Aerosols can weaken or strengthen clouds in other ways as well. If dark aerosols such as soot or smoke are present, they can absorb sunlight and evaporate cloud droplets. Aerosols dissolved in cloud droplets may postpone freezing as droplets are carried aloft in the cores of some types of clouds, invigorating their development. Phytoplankton in ocean surface water might actively regulate cloud amount by modulating their output of gaseous sulfur compounds, which in turn form sulfate aerosols in the atmosphere and serve as CCN in aerosol-poor skies over remote oceans. It is difficult to test these hypotheses on large scales with currently available measurements, and therefore to assess their environmental impacts, but observations indicate that such mechanisms must at least be considered as part of the global picture.
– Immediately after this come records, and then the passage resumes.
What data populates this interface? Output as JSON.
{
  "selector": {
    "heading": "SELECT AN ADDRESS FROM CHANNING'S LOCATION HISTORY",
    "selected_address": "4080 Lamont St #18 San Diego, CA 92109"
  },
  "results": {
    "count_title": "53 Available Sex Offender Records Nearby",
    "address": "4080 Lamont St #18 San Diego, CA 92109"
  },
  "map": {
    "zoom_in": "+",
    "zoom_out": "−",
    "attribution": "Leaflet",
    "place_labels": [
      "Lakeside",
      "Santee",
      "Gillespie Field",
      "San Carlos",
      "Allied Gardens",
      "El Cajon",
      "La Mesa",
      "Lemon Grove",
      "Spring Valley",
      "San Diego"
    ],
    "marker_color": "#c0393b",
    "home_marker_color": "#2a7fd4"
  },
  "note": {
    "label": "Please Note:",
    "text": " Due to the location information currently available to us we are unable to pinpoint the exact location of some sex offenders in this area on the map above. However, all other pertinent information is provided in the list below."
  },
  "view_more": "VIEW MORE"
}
The magnitude of aerosol indirect effects on clouds is much less certain that that of aerosol direct radiative effects, in part because detailed particle size and composition, which determine their ability to absorb water, cannot be measured remotely with sufficient accuracy. In addition, most CCN are smaller than 0.05 μm, too small to be distinguished from atmospheric gas molecules by remote sensing techniques. The current consensus model-based estimate for global-average indirect effects is cooling of 0.3–1.8 W/m2, but with low confidence (IPCC, 2007). Narrowing the uncertainties is likely to require a combination of detailed chemistry and microphysics from aircraft measurements, satellite observations to provide broad statistical sampling, and modeling to generate an overall result.
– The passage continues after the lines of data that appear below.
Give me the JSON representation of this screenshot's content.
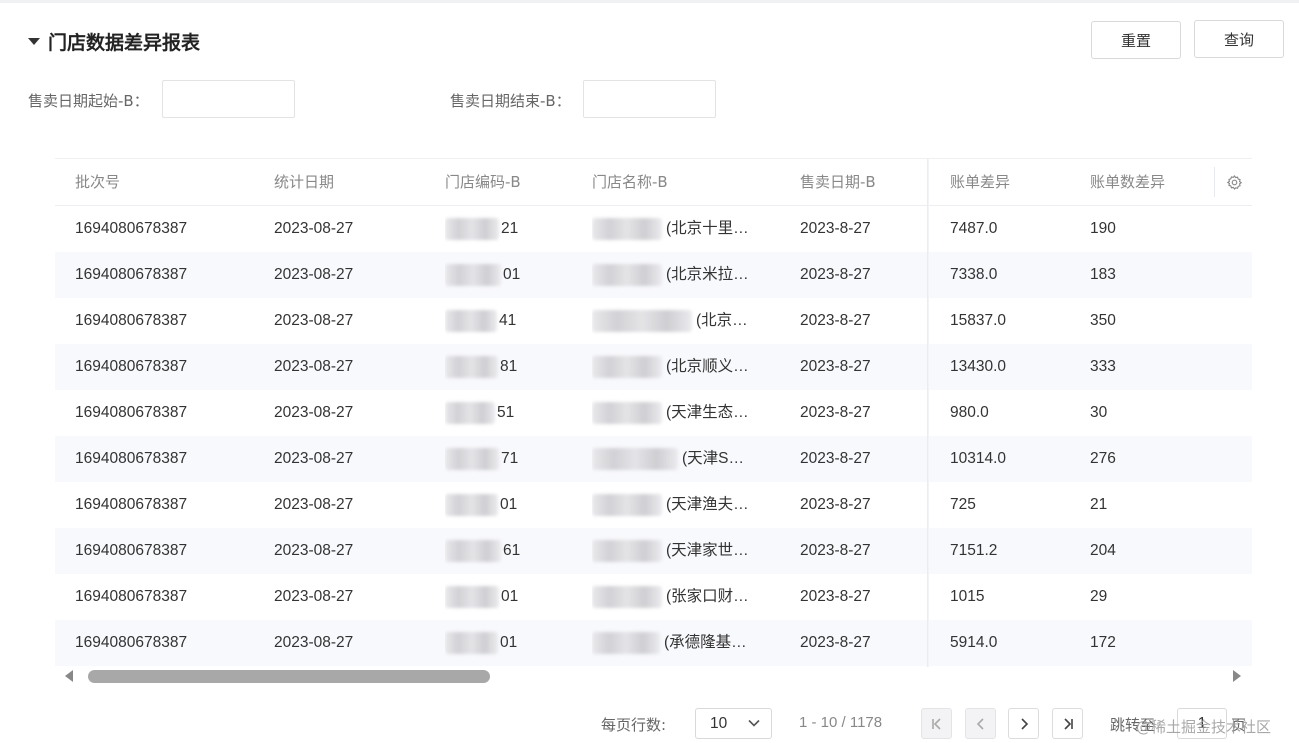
{
  "report": {
    "title": "门店数据差异报表",
    "reset_label": "重置",
    "query_label": "查询"
  },
  "filters": {
    "start_label": "售卖日期起始-B：",
    "start_value": "",
    "end_label": "售卖日期结束-B：",
    "end_value": ""
  },
  "table": {
    "columns": [
      "批次号",
      "统计日期",
      "门店编码-B",
      "门店名称-B",
      "售卖日期-B",
      "账单差异",
      "账单数差异"
    ],
    "settings_icon": "gear-icon",
    "rows": [
      {
        "batch": "1694080678387",
        "stat_date": "2023-08-27",
        "code_suffix": "21",
        "name_suffix": "(北京十里…",
        "sale_date": "2023-8-27",
        "bill_diff": "7487.0",
        "bill_count_diff": "190"
      },
      {
        "batch": "1694080678387",
        "stat_date": "2023-08-27",
        "code_suffix": "01",
        "name_suffix": "(北京米拉…",
        "sale_date": "2023-8-27",
        "bill_diff": "7338.0",
        "bill_count_diff": "183"
      },
      {
        "batch": "1694080678387",
        "stat_date": "2023-08-27",
        "code_suffix": "41",
        "name_suffix": "(北京…",
        "sale_date": "2023-8-27",
        "bill_diff": "15837.0",
        "bill_count_diff": "350"
      },
      {
        "batch": "1694080678387",
        "stat_date": "2023-08-27",
        "code_suffix": "81",
        "name_suffix": "(北京顺义…",
        "sale_date": "2023-8-27",
        "bill_diff": "13430.0",
        "bill_count_diff": "333"
      },
      {
        "batch": "1694080678387",
        "stat_date": "2023-08-27",
        "code_suffix": "51",
        "name_suffix": "(天津生态…",
        "sale_date": "2023-8-27",
        "bill_diff": "980.0",
        "bill_count_diff": "30"
      },
      {
        "batch": "1694080678387",
        "stat_date": "2023-08-27",
        "code_suffix": "71",
        "name_suffix": "(天津S…",
        "sale_date": "2023-8-27",
        "bill_diff": "10314.0",
        "bill_count_diff": "276"
      },
      {
        "batch": "1694080678387",
        "stat_date": "2023-08-27",
        "code_suffix": "01",
        "name_suffix": "(天津渔夫…",
        "sale_date": "2023-8-27",
        "bill_diff": "725",
        "bill_count_diff": "21"
      },
      {
        "batch": "1694080678387",
        "stat_date": "2023-08-27",
        "code_suffix": "61",
        "name_suffix": "(天津家世…",
        "sale_date": "2023-8-27",
        "bill_diff": "7151.2",
        "bill_count_diff": "204"
      },
      {
        "batch": "1694080678387",
        "stat_date": "2023-08-27",
        "code_suffix": "01",
        "name_suffix": "(张家口财…",
        "sale_date": "2023-8-27",
        "bill_diff": "1015",
        "bill_count_diff": "29"
      },
      {
        "batch": "1694080678387",
        "stat_date": "2023-08-27",
        "code_suffix": "01",
        "name_suffix": "(承德隆基…",
        "sale_date": "2023-8-27",
        "bill_diff": "5914.0",
        "bill_count_diff": "172"
      }
    ]
  },
  "pagination": {
    "rows_per_page_label": "每页行数:",
    "rows_per_page": "10",
    "range_text": "1 - 10 / 1178",
    "jump_label": "跳转至",
    "jump_value": "1",
    "page_unit": "页"
  },
  "watermark": "@稀土掘金技术社区"
}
To date, remote sensing has contributed to our knowledge of aerosol impacts on human health only qualitatively, identifying, with the help of aerosol transport models or lidar profiles, regions where near-surface particle concentrations are especially high. Surface stations are typically more effective in isolating the near-surface aerosols that matter most for these studies, and direct samples are required to provide detailed particle size and chemical composition. However, the spatial coverage of surface stations is very limited. As with climate effects, the future seems to point toward combining satellite and suborbital measurements with models.

Summary

Our appreciation of aerosols’ role in climate change has grown over the past 25 years, in part due to the contributions made by remote sensing. First estimates of the impacts transported aerosols have on the atmospheric energy balance, on clouds and the hydrological cycle, on larger-scale atmospheric circulation, and on human health have been made. An understanding has developed for the need to combine detailed physical and chemical measurements from aircraft and ground stations and extensive constraints on aerosol optical depth, type, and vertical distribution from satellites, with numerical models that can simulate present and predict future conditions.

However, much remains to be done. For planning purposes, the accuracy of measurements needed to assess aerosol direct radiative effect must be improved, and uncertainties in aerosol indirect effects on clouds must be reduced. Techniques for systematically constraining models with satellite and suborbital data need to be developed, both to test model parameterizations of aerosol sources, cloud processes, etc., and to assess the uncertainties in the resulting simulations. Based on past experience, this can be achieved, provided we continue to develop and deploy the instruments, improve the models, and maintain the research community, which have carried the field to this point.